Has anyone ever attempted to make a replacement FDS BIOS? Using the dumped real FDS BIOS obviously works for emulation, but that dump is still a copyrighted work.
The replacement BIOS wouldn't need to be a drop-in replacement for the real thing on real hardware. It would only need to work well enough so that emulating .FDS images works. In other words, it would just need to emulate the real BIOS' behavior from the Famicom's point of view.
There is high-level emulation (HLE), which isn't cycle-accurate but which GBA emulators have successfully offered for a long time. But one thing that makes HLE easy on GBA but hard on FDS is the fact that while GBA uses syscall numbers, FDS uses hardcoded entry points. This is the same thing that makes reimplementing the BIOS from scratch in 6502 assembly language so hard, as the replacement routines have to be the same lengths as the originals..
I guess I never really checked... do any FDS games use the disk IO regs directly instead of invoking the bios?

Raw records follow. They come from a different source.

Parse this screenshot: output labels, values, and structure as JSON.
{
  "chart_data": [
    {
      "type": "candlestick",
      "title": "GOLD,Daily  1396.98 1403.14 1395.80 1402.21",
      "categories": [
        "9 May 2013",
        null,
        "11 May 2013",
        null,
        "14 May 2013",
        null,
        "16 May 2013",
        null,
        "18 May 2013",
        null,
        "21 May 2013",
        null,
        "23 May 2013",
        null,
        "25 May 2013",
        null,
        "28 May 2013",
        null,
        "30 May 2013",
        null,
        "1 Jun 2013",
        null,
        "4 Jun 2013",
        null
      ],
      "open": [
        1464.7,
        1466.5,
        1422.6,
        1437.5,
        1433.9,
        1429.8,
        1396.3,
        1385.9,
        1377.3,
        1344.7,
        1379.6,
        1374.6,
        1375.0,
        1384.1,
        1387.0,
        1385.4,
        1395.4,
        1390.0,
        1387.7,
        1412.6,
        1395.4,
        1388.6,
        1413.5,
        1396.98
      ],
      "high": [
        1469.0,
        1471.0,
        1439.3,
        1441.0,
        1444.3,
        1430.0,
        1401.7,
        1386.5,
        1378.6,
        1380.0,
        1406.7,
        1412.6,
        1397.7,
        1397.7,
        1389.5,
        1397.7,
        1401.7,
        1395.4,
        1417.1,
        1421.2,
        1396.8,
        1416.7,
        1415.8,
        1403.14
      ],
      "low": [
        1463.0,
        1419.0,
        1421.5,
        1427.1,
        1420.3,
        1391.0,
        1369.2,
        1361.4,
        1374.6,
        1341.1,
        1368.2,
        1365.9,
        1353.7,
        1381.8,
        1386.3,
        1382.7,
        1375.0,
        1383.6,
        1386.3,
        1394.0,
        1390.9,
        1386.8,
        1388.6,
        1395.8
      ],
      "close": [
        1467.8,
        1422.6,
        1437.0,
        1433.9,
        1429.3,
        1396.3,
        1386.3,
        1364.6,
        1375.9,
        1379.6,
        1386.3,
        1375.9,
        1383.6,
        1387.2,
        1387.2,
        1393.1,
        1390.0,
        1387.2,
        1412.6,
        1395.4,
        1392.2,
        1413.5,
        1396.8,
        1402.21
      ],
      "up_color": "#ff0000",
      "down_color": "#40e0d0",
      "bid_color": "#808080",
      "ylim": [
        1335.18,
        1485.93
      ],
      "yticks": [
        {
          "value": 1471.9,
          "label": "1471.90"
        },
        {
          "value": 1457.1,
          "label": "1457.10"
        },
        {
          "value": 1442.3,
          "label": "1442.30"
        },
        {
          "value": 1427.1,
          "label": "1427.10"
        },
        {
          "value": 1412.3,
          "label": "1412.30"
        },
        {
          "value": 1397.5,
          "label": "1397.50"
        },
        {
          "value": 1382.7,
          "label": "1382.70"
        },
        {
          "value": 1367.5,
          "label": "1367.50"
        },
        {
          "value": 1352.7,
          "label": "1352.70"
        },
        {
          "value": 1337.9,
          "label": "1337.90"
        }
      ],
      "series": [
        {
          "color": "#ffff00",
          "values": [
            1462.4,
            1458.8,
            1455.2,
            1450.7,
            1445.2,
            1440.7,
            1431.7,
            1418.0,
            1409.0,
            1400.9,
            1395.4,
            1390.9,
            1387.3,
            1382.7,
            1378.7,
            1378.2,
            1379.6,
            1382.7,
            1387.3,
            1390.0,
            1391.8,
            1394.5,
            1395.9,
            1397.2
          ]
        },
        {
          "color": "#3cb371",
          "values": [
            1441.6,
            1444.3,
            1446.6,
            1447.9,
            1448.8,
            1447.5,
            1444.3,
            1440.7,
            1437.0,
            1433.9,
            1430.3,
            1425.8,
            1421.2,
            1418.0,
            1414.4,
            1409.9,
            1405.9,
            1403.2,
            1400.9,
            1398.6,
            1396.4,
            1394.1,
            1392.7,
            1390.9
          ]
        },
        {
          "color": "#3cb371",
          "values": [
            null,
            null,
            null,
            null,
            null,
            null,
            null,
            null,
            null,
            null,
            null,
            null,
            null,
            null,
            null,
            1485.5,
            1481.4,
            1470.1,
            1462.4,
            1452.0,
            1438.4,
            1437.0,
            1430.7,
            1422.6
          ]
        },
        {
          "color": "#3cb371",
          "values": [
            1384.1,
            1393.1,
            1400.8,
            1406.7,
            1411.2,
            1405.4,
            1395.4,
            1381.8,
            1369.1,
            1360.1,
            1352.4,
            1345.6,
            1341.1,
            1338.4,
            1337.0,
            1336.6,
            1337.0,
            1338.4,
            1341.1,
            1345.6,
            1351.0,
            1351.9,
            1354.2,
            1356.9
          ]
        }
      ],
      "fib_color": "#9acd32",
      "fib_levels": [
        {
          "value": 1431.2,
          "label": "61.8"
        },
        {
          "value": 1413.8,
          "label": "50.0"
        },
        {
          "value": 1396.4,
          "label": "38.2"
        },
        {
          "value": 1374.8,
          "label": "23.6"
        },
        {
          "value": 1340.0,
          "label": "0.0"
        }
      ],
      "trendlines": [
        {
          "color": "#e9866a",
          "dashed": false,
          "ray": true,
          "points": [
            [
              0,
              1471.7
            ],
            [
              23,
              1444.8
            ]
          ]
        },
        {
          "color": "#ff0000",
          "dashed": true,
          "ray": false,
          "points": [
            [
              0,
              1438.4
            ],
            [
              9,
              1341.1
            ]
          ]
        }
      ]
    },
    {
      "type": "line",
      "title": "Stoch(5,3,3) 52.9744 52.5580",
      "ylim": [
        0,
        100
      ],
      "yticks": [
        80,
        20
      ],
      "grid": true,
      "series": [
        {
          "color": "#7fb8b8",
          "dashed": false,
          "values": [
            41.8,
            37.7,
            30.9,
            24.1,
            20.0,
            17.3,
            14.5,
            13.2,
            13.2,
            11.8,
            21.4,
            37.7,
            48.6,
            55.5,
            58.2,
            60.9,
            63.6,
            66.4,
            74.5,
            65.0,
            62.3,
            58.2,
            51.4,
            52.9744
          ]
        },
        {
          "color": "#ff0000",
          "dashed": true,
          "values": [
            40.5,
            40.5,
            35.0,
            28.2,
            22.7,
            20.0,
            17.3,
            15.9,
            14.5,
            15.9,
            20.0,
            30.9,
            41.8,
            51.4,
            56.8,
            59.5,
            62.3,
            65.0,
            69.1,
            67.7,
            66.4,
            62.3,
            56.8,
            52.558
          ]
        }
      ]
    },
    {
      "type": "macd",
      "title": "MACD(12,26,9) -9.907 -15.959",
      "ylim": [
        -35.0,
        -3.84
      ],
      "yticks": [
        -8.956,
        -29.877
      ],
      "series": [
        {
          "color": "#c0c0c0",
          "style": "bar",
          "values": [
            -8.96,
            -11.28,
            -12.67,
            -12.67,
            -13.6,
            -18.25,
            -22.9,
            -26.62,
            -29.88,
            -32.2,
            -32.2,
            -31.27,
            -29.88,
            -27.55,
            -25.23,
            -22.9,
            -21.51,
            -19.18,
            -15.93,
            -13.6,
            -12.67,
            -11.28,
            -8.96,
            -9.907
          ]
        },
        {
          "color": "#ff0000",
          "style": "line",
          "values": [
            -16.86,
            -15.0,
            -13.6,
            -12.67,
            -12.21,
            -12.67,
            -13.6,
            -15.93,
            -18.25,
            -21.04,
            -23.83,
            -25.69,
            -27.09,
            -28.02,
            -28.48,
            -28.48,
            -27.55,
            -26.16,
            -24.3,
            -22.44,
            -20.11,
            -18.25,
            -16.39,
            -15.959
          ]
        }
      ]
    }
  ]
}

Yes, in a sense. Games that have copy protection / counterfeit checks like Doki Doki Panic run their own "implementations" of the BIOS file check routine in software, counting the # of files manually, then reading past what the BIOS just read. So a few games manually edit ZP variables and FDS regs which the BIOS uses.
tepples wrote:
...as the replacement routines have to be the same lengths as the originals..
Can't the new routines just jump around a bit if they happen to be larger than the originals?
tokumaru wrote:
tepples wrote:
...as the replacement routines have to be the same lengths as the originals..
Can't the new routines just jump around a bit if they happen to be larger than the originals?
The ROM of the Enhanced Apple IIe and Apple IIGS computers does that, with some routines stored in a separate ROM bank. But there probably isn't much space left in the FDS BIOS unless you make the intro screen dramatically simpler and use it for overflow.
(I occasionally bump if I have a substantive reply to a post that I found while searching for something else.)